Теперь он стоял, окруженный еще несколькими и все они, перебивая друг друга, говорили, что кто-то из них видел на стене арки между внешними и внутренними воротами, где вешали Васю, кровь, ругали Олейчика отборными словами, рассказывали, как прогнали его сегодня с поверки, как будут теперь всегда гонять.
— А политические принимают его, говорят: «надо проверить раньше», — жаловался варшавяк.

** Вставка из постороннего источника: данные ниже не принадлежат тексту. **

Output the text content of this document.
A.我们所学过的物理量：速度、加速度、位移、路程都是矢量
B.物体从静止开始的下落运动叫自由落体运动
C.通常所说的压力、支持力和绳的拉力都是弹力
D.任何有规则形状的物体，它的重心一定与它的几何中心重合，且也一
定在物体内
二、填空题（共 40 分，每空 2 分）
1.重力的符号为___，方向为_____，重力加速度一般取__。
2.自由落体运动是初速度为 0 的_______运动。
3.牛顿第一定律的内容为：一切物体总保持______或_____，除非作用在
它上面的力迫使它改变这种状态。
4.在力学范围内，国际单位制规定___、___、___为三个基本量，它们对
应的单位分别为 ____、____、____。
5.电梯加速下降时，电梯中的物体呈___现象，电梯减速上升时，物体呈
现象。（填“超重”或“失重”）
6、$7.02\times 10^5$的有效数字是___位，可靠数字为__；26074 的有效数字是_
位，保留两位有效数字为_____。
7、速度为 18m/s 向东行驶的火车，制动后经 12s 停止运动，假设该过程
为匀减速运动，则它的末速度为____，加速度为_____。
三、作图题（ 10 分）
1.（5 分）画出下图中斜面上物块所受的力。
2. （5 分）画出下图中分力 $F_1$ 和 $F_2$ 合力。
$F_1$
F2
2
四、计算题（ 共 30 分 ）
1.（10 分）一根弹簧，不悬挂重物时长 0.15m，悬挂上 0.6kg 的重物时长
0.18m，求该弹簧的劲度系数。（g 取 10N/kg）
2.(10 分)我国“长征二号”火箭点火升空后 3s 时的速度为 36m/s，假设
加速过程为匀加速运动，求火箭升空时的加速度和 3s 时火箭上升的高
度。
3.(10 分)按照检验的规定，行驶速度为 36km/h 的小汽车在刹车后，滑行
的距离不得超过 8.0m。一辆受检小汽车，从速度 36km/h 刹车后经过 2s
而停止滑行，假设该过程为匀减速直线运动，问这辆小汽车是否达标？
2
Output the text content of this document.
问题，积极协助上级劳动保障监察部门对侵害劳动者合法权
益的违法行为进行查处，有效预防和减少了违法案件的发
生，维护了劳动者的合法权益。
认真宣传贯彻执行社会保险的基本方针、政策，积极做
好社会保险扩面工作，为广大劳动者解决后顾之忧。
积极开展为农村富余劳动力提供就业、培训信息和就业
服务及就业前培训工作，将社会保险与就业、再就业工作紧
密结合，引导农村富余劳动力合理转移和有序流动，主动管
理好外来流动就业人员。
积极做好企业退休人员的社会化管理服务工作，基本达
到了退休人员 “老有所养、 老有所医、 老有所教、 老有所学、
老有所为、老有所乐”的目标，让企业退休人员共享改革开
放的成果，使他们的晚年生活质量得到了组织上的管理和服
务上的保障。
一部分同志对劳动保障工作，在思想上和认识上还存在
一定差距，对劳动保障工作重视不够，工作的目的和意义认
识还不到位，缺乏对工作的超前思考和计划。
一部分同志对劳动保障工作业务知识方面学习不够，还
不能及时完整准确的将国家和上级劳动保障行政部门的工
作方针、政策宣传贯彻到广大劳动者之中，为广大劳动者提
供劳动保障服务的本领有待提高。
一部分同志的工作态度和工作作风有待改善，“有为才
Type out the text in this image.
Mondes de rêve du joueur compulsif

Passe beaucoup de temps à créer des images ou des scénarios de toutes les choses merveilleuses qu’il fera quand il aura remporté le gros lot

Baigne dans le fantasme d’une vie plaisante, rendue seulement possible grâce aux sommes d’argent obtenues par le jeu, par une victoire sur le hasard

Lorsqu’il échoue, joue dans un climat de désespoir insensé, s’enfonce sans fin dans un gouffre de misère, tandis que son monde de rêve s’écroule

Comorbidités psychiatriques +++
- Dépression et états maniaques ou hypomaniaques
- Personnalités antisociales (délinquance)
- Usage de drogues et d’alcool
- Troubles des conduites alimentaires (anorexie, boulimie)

В этот день и в следующие я не раз слышала, как из окна слышались злобные голоса: «А, палач, кровопийца…» и т. д. вплоть до нецензурной ругани. Это провожали Олейчика, когда он шел мимо окон.
На другой день Олейчик, старик с суровым лицом, с маленькими злыми глазами (это он, когда я только что пришла в тюрьму, наврал мне про Катю), в один из своих обычных приходов остановился около двери, не уходил почему-то. Я, не обращая внимания на него, ходила по камере. Он нерешительно начал:
— Вам уже успели наговорить на меня… Неправда это, врут…
Я остановилась и в упор глядя ему в глаза спросила:
— Вы повесили Пулихова?
Он как-то затрясся весь и плачущим голосом зачастил:
— Не я… не я… провалиться мне на этом месте. Да мне кусок в горло не идет, как я узнал, что его повесили… Да чтобы я… двадцать пять лет служу. Дети у меня малые есть… А я вдруг…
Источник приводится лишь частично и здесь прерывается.